Hace poco conseguí un coche. Es de las últimas cosas que me dio mi padre antes de morir de un infarto fulminante. Un March 2015. Salió bueno. En fin, el coche hay que cuidarlo, por razones obvias. Una de las cosas que hay que hacer para cuidarlo es lavarlo. Para este trabajo, por pereza, comodidad y precio, decidí lavarlo con Octavio, el entrevistado de hoy, que siempre viene a lavar coches al condominio donde vivo.
Octavio tiene 38 años, es de Chiapas y lava como dos o tres coches al día. Antes lavaba más; como 10 o 12, dice. Cobra, aproximadamente, entre 120 y 200 pesos por coche, según el tamaño. Es una persona amable, sonriente, y siempre está de buen humor. De verlo, uno piensa, ahí hay alguien que disfruta la vida.
Llegó a Cancún hace 8 años en busca del sueño cancunense. Este sueño, muy diferente al americano, radica en disfrutar de la playa y ganar mucho dinero. Bueno, igual y no es tan diferente. El asunto aquí es que Cancún ofrece oportunidades para crecer, según.

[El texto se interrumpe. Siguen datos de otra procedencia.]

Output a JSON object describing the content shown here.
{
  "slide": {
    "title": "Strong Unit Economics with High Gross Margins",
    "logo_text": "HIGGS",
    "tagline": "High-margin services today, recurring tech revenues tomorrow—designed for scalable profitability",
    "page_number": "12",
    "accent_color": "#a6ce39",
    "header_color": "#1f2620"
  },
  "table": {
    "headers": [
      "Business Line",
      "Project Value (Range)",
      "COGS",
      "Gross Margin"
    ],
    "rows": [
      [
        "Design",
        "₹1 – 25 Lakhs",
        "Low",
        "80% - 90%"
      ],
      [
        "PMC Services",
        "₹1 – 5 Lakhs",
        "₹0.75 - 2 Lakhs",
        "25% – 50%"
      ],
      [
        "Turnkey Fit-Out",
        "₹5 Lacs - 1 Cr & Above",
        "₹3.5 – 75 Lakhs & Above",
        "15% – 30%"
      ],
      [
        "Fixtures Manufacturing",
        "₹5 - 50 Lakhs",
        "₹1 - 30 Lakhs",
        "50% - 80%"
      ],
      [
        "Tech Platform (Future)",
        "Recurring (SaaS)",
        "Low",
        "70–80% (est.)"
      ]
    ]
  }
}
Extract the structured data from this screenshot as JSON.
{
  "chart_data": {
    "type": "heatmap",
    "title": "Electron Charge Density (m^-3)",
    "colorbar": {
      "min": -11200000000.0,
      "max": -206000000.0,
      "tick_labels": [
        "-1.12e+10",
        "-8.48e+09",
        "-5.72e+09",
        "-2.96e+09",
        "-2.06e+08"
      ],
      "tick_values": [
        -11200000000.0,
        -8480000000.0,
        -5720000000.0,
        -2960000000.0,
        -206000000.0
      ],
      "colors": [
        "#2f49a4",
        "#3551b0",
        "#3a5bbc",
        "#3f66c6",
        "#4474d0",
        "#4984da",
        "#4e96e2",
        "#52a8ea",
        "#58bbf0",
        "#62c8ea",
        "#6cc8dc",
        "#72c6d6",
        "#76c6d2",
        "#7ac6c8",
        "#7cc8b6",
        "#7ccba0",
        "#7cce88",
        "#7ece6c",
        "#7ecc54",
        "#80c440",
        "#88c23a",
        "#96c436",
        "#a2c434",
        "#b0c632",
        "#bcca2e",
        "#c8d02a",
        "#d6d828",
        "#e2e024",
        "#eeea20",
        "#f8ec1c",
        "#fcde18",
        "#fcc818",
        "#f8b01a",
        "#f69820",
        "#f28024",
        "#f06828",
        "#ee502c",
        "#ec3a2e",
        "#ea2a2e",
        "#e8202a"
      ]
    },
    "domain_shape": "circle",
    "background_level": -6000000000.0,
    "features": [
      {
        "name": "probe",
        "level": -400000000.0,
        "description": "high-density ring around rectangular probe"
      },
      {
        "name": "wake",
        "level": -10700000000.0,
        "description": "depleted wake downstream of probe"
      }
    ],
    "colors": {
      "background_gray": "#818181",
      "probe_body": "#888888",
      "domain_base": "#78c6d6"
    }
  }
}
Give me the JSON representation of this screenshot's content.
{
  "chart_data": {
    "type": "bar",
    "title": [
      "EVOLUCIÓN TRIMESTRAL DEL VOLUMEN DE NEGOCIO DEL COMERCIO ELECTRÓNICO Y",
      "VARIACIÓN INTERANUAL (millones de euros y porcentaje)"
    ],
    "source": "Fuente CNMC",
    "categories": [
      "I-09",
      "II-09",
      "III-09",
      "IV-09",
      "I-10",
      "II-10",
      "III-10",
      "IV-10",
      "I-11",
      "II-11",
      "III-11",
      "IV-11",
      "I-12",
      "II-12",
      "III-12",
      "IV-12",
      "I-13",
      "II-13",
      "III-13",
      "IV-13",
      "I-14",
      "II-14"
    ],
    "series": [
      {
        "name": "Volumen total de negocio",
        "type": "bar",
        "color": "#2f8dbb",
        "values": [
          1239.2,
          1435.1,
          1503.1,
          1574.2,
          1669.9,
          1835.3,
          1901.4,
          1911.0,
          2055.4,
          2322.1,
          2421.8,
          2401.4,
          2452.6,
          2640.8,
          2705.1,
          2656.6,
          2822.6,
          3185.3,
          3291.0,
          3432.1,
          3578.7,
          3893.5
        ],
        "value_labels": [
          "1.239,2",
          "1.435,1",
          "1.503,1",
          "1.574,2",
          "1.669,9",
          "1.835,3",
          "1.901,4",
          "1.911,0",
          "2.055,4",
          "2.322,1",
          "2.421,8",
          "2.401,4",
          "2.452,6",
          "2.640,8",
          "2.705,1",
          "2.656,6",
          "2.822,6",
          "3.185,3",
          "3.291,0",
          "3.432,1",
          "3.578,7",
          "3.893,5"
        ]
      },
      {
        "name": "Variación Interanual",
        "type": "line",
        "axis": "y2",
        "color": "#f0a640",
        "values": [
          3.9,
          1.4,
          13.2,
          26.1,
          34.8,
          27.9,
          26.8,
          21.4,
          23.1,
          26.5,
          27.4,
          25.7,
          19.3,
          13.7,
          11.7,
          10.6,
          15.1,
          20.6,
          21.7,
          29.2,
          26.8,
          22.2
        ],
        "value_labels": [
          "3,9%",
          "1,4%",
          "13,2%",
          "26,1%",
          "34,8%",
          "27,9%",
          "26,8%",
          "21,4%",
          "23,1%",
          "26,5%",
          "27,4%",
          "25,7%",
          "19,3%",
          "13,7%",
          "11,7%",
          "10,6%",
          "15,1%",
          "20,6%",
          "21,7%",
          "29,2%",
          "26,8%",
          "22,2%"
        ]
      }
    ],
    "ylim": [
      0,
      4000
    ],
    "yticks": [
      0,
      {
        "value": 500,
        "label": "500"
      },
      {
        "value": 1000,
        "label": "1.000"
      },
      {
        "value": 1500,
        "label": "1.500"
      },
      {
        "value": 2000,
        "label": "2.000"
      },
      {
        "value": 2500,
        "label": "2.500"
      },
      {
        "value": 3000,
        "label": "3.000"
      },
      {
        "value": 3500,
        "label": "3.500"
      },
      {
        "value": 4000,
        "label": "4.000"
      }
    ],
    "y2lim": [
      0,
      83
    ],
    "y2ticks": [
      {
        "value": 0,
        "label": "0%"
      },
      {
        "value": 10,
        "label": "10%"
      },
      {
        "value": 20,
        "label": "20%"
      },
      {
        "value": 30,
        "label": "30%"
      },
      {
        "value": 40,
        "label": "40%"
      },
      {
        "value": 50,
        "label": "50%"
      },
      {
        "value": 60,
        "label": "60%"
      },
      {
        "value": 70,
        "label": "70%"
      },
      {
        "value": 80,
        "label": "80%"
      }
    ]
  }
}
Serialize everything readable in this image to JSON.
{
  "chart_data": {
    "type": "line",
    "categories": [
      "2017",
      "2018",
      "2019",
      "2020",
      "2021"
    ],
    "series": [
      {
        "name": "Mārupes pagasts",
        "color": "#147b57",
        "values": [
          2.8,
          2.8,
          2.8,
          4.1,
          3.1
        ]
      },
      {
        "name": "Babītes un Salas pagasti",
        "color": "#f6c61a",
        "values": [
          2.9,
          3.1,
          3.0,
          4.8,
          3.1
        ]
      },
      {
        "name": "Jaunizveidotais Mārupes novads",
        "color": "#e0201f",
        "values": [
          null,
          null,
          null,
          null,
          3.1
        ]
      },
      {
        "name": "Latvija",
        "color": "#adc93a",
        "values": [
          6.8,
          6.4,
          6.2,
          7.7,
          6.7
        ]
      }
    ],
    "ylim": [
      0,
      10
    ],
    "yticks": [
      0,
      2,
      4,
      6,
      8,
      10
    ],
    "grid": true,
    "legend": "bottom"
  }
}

Aunque, hay que decirlo, Cancún es un lugar muy cerrado. ¿Quieres dinero? Pon un hotel. No tanto, pero quieres dinero, véndele algo a los hoteles. ¿Quieres arriesgar menos? Quizá puedes poner un restaurante.
Ahora, si llegas sin dinero y sin estudios, como Octavio, pues hay que trabajar mucho y tener mucha suerte.
Octavio tiene hijas e hijos; también está separado de la madre de ellos. Trabaja para armarla, sí, pero también por responsabilidad hacia ellos. Todos viven en Cancún.
Cuando le pregunté que qué opinaba del gobierno actual (el de Andrés Manuel López Obrador), me dijo que estaba contento, aunque muchos lo criticaban. Me sorprendió esta lucidez que muchos con dinero no tienen.
Así como él, muchos hacen que la fabrica social cancunense funcione. Trabajando por las pequeñas migajas que deja el turismo. En este caso, las que yo tiro.